Both the ACT and SAT have a score choice policy that allows students to choose which test administration(s) to submit to colleges. As a result, there are a host of benefits associated with retaking the ACT or SAT for a second, if not third time.
Colleges do not penalize students who choose to take the ACT or SAT two or three times. It’s actually quite the opposite. The college admissions process rewards students that take the SAT multiple times by taking the SAT super score – a combination of the best performance on each section from multiple tests. While some admissions offices have begun to super score the ACT, most will only accept the highest composite score from a single ACT administration. This does not discount other benefits to multiple attempts at the ACT.

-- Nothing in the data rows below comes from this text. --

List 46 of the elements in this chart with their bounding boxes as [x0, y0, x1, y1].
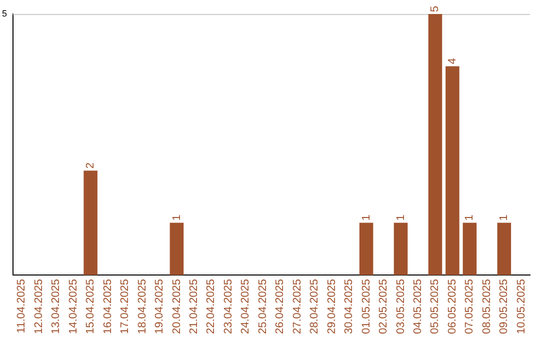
data-label: 4: [446, 58, 458, 64]
bar: [394, 222, 408, 275]
x-tick-label: 19.04.2025: [154, 278, 166, 334]
x-tick-label: 26.04.2025: [274, 278, 286, 334]
x-tick-label: 10.05.2025: [515, 278, 528, 334]
data-label: 1: [498, 214, 510, 221]
x-tick-label: 22.04.2025: [205, 278, 218, 334]
data-label: 1: [170, 214, 183, 221]
x-tick-label: 11.04.2025: [16, 278, 28, 334]
x-tick-label: 05.05.2025: [429, 278, 442, 334]
data-label: 2: [84, 162, 97, 169]
x-tick-label: 14.04.2025: [67, 278, 80, 334]
x-tick-label: 06.05.2025: [446, 278, 458, 334]
bar: [428, 14, 442, 275]
x-tick-label: 13.04.2025: [50, 278, 62, 334]
x-tick-label: 15.04.2025: [84, 278, 97, 334]
x-tick-label: 25.04.2025: [256, 278, 269, 334]
x-tick-label: 29.04.2025: [326, 278, 338, 334]
x-tick-label: 04.05.2025: [412, 278, 424, 334]
x-tick-label: 09.05.2025: [498, 278, 510, 334]
x-tick-label: 02.05.2025: [378, 278, 390, 334]
x-tick-label: 18.04.2025: [136, 278, 148, 334]
bar: [497, 222, 512, 275]
x-tick-label: 21.04.2025: [188, 278, 200, 334]
x-tick-label: 12.04.2025: [32, 278, 45, 334]
x-tick-label: 07.05.2025: [464, 278, 476, 334]
bar: [84, 170, 98, 275]
data-label: 1: [394, 214, 407, 221]
x-tick-label: 28.04.2025: [308, 278, 321, 334]
x-tick-label: 27.04.2025: [291, 278, 304, 334]
x-tick-label: 08.05.2025: [480, 278, 493, 334]
bar: [170, 222, 184, 275]
data-label: 5: [429, 6, 442, 12]
data-label: 1: [360, 214, 372, 221]
x-tick-label: 17.04.2025: [119, 278, 132, 334]
bar: [462, 222, 477, 275]
x-tick-label: 03.05.2025: [394, 278, 407, 334]
bar: [359, 222, 374, 275]
x-tick-label: 20.04.2025: [170, 278, 183, 334]
x-tick-label: 16.04.2025: [102, 278, 114, 334]
x-tick-label: 24.04.2025: [240, 278, 252, 334]
x-tick-label: 30.04.2025: [343, 278, 356, 334]
data-label: 1: [464, 214, 476, 221]
x-tick-label: 23.04.2025: [222, 278, 234, 334]
bar: [446, 66, 460, 275]
x-tick-label: 01.05.2025: [360, 278, 372, 334]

We all have bad days. There are distractions in our personal lives. For those students who don’t perform up to expectations on a specific test day, there are other opportunities to give the ACT or SAT another crack. Walking into a test with that knowledge can help reduce test anxiety, which happens to be a major road block between students and maximizing their potential on the ACT or SAT.

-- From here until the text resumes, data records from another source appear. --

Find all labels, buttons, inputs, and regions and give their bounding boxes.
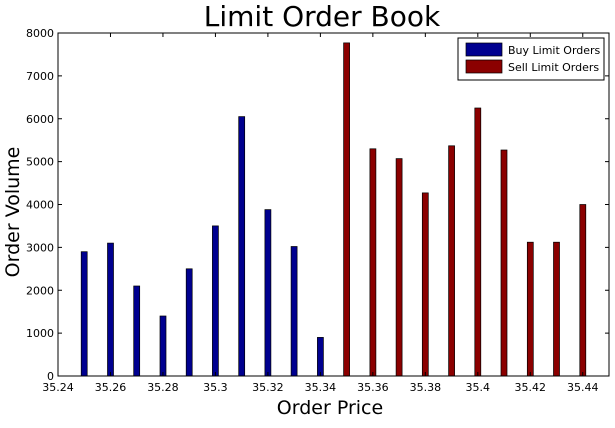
x-tick-label: 35.4 xyxy=(466,381,491,394)
y-tick-label: 0 xyxy=(47,370,54,383)
buy-order-bar xyxy=(80,251,88,377)
x-tick-label: 35.36 xyxy=(357,381,389,394)
x-tick-label: 35.34 xyxy=(305,381,337,394)
y-tick-label: 6000 xyxy=(26,113,54,126)
x-tick-label: 35.32 xyxy=(252,381,284,394)
legend-label: Sell Limit Orders xyxy=(508,61,599,74)
sell-order-bar xyxy=(526,241,534,377)
x-tick-label: 35.3 xyxy=(203,381,228,394)
buy-order-bar xyxy=(264,209,272,377)
buy-order-bar xyxy=(290,246,298,377)
buy-order-bar xyxy=(238,116,246,377)
sell-order-bar xyxy=(421,192,429,377)
buy-order-bar xyxy=(212,225,219,377)
y-tick-label: 3000 xyxy=(26,241,54,254)
sell-order-bar xyxy=(579,204,587,377)
sell-order-bar xyxy=(369,148,377,377)
sell-legend-swatch xyxy=(465,59,503,74)
y-tick-label: 4000 xyxy=(26,199,54,212)
buy-order-bar xyxy=(133,285,141,377)
x-tick-label: 35.26 xyxy=(95,381,127,394)
buy-legend-swatch xyxy=(465,42,503,57)
sell-order-bar xyxy=(553,241,560,377)
y-tick-label: 8000 xyxy=(26,27,54,40)
x-axis-label: Order Price xyxy=(277,397,383,419)
y-tick-label: 7000 xyxy=(26,70,54,83)
sell-order-bar xyxy=(395,158,403,377)
buy-order-bar xyxy=(107,242,114,377)
chart-title: Limit Order Book xyxy=(204,0,441,33)
sell-order-bar xyxy=(500,149,508,377)
y-tick-label: 5000 xyxy=(26,156,54,169)
x-tick-label: 35.44 xyxy=(567,381,599,394)
x-tick-label: 35.24 xyxy=(42,381,74,394)
sell-order-bar xyxy=(448,145,455,377)
buy-order-bar xyxy=(185,268,193,377)
plot-frame xyxy=(57,32,610,377)
buy-order-bar xyxy=(317,337,324,377)
sell-order-bar xyxy=(343,42,350,377)
y-tick-label: 1000 xyxy=(26,327,54,340)
x-tick-label: 35.42 xyxy=(515,381,547,394)
x-tick-label: 35.38 xyxy=(410,381,442,394)
legend-label: Buy Limit Orders xyxy=(508,44,601,57)
sell-order-bar xyxy=(474,107,482,377)
y-axis-label: Order Volume xyxy=(2,147,24,278)
y-tick-label: 2000 xyxy=(26,284,54,297)
x-tick-label: 35.28 xyxy=(147,381,179,394)
buy-order-bar xyxy=(159,315,167,377)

Along the same lines, students that perform well on their first attempt also have an incentive to retake the ACT or SAT. With a solid score under their belt, students can sit for the ACT or SAT pressure free. Additionally, since the SAT has a guessing penalty, students that have already posted scores close to their personal goals, can retake the test with a more aggressive approach to answering questions. We have found that students frequently improve their results in this situation.
Finally, test preparation is a process that requires time and hard work. Retaking the ACT or SAT can give students additional time to focus on the task at hand. With an official score already in tow, the motivational carrot of improving test scores becomes more concrete. As a result, the work done in the weeks between test dates can be the most effective prep for many students.